1. Watching movies legally is more of a hassle than not.
2. The cost is not the prohibitive factor for me. The hassle, slash near-complete inability to purchase them in Linux is.
3. This article is a discussion of making movies available, legally, with a monetary exchange, if they were made more accessible to a wider audience.
4. Everyone wins by me being able to watch movies legally. Movie associations receive more income, I don't violate the law, and everyone is a tiny bit happier.
Considering that this article is about making movies more accessible for the exchange of money... how exactly are my observations not contributing to the discussion?
Call it entitlement or whatever you want, but as I'm sitting here, I'm kinda bemused by the notion that I'm expected to just not have any access to cost-based media because I'm a Linux user. I know I have no "right" to it, but again, I'm sitting here saying I'm willing to pay, and the industry is ignoring me.
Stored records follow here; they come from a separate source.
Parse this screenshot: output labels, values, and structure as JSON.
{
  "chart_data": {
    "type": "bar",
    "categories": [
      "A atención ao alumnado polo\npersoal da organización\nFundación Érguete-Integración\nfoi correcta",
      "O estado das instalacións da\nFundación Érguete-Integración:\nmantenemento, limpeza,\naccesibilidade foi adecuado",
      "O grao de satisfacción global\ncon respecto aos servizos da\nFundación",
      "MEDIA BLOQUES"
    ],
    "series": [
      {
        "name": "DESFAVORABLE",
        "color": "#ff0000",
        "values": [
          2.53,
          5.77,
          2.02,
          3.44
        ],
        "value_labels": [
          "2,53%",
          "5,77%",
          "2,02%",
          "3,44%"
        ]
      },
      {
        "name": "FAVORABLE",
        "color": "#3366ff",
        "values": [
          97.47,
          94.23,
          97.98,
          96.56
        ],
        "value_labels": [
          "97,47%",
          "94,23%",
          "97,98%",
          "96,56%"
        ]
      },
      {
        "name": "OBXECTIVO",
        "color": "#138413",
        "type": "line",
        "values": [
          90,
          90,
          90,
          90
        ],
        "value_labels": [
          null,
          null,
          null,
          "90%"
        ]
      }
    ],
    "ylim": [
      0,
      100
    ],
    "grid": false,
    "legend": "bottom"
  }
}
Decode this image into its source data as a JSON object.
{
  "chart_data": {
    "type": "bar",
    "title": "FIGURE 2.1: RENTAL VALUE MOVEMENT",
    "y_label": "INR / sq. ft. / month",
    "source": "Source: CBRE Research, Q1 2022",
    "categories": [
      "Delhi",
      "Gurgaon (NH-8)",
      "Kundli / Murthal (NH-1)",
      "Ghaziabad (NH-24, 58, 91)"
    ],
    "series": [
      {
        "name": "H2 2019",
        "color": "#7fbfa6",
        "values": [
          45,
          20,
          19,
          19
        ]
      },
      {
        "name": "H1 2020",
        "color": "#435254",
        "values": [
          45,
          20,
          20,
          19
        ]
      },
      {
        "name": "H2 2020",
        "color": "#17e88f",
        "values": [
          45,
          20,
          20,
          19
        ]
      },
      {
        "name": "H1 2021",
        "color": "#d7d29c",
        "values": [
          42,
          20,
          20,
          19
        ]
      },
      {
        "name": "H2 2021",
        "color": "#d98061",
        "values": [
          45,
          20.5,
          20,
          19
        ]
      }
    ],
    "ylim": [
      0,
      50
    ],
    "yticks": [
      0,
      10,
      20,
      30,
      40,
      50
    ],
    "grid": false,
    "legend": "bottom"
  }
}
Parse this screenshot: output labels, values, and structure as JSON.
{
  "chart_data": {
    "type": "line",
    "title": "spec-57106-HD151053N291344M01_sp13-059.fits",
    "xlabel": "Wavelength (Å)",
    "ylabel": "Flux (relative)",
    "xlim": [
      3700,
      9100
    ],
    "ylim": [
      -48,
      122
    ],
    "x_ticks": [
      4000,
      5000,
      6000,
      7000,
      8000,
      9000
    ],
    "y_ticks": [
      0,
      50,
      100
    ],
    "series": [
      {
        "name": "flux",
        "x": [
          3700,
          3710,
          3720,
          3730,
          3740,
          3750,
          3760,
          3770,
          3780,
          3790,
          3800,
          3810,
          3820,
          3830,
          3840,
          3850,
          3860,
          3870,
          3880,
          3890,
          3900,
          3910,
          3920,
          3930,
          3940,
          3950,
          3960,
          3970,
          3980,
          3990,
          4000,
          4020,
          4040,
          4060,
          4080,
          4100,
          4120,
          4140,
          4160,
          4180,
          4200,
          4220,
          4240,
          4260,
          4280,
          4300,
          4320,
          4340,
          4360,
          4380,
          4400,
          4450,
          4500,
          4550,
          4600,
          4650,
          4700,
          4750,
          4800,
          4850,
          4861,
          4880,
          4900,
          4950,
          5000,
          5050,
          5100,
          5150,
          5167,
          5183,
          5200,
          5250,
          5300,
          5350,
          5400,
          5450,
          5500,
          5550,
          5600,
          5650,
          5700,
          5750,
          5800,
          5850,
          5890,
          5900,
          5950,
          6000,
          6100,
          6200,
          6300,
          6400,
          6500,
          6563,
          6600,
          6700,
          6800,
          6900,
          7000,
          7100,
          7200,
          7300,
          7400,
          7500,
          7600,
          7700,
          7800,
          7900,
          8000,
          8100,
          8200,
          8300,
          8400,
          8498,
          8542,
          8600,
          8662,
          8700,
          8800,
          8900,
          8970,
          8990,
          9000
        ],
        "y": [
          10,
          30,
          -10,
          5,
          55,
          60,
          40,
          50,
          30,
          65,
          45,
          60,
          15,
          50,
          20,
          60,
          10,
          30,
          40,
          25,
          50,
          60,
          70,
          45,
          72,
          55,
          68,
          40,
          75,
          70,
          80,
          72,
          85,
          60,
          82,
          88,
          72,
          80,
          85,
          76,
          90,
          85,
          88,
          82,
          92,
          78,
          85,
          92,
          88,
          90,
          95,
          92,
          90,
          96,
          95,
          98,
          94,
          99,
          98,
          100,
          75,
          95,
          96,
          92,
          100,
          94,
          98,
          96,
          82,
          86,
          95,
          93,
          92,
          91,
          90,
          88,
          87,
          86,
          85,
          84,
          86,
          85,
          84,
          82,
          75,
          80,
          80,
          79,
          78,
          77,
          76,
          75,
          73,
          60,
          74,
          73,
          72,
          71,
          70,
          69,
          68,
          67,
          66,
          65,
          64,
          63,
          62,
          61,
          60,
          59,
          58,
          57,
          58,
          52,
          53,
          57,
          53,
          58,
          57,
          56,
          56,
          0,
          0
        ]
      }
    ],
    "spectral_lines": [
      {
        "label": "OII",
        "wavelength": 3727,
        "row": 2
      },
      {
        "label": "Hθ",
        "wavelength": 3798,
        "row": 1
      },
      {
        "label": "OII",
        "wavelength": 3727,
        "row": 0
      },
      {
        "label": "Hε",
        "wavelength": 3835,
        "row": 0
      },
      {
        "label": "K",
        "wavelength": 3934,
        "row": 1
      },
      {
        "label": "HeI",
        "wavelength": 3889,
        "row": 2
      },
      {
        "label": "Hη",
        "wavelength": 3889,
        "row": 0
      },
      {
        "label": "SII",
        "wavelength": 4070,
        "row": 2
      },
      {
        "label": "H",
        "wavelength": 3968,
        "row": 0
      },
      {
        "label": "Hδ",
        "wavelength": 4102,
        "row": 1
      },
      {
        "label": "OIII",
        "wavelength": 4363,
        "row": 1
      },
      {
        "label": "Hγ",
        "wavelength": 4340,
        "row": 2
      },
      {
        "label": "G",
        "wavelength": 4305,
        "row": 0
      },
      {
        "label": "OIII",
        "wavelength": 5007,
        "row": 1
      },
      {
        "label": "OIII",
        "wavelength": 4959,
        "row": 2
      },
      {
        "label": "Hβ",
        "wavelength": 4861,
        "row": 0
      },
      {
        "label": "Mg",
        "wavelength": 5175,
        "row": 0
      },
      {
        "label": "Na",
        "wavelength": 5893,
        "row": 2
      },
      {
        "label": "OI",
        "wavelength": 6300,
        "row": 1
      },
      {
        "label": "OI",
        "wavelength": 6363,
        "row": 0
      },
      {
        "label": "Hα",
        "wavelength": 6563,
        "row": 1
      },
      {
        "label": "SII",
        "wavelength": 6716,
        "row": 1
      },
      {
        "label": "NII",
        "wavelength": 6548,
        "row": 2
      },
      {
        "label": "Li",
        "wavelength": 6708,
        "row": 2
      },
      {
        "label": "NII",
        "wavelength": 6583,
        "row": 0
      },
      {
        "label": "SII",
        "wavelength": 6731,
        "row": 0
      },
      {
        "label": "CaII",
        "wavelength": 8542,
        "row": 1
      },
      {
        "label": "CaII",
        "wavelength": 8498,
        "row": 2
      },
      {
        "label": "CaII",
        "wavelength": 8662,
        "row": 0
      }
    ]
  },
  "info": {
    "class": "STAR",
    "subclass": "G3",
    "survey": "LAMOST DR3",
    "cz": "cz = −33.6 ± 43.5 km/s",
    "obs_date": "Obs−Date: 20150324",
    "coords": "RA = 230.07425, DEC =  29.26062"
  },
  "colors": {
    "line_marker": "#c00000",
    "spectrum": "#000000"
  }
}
From a purely business perspective, that makes NO sense.
I sympathise a great deal with the spirit of that manifesto. However, I don't full agree with it.
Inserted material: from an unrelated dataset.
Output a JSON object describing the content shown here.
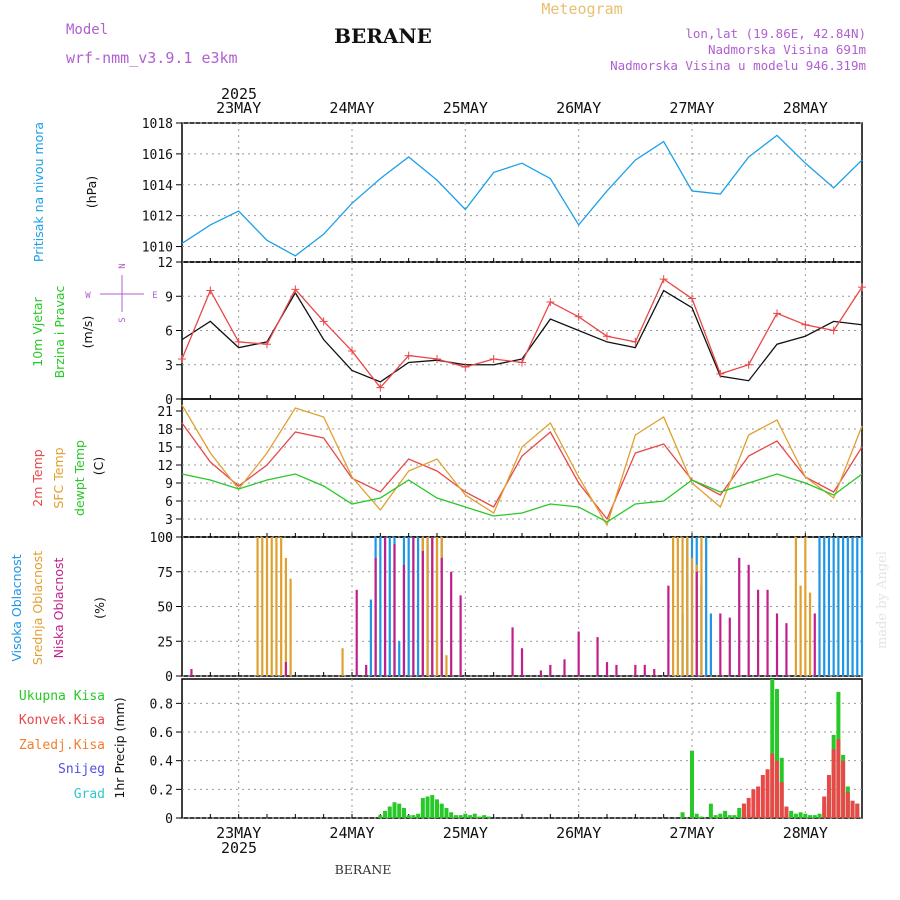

Mainly because it's basis comes down to, "I want a pony, Daddy. And I want it now! And it must pink! And made out of licorice!" And I don't agree with arguments like that because unless you yourself (the person desiring the pony) are the one who's making/building/providing the pony, then you're in the weakest possible position to be making such specific demands. "I'd like a pony too, little Virginia, but I have to figure out how much it costs, I have to go find one, figure out where to keep it, feed it, make sure it stays healthy, etc. And if it's not pink how the fuck do I make it pink? Don't even talk to me about licorice."
Note that I'm not saying that all consumers should conform their desires to whatever the producers feel like producing and providing it under. But I do think it requires give and take on both sides, and the folks on the producer side are much more likely to be constrained by Physical Reality, whereas the consumer role can prance around in Fantasy Land. Wanting convenience is fine. Wanting "fairness" is more problematic, because it's not always clear what is fair when you have to consider things from the provider's position, not just the consumer. And some consumer demands are arbitrary or undefensible. For example, what reasonable basis would one have for demanding that you should not have to pay more money to own a product (a DVD/video) than you would to rent it (watch movie in theatre)? There are arguments for why each should be more expensive than the other, and the "cost plus" model is only part of the consideration. Value-based pricing is also fundamental to economics and market-making. Yes, artificial scarcity can make prices for a thing higher than what it would be otherwise. However, if you're not the one producing the thing in question, you're not in the position to decide whether or how much to turn that dial. As a consumer you can choose not to buy a thing under terms you don't like, but you're not in a position to demand or force a provider to match your ideal terms. You are always free to get off your ass and go make the very thing you want. But if you lack the creativity, energy, intelligence, skills, willpower, etc. to make that thing, then you will absolutely be (at least somewhat) at the mercy of those that do overcome and perform those things in order to provide it. Thus the give and take, and thus a market where price and terms must be reached by compromise on both sides.
The creators of this campaign decided that "Purchase should not exceed the cinema price." Really? What if we did that for, say, organic bread. "I won't buy organic bread unless it's x3 or less than the cost of the generic white bread. If it is more expensive, I'm entitled to steal it."
Sorry folks, you're entitled to not buy it, not to steal it.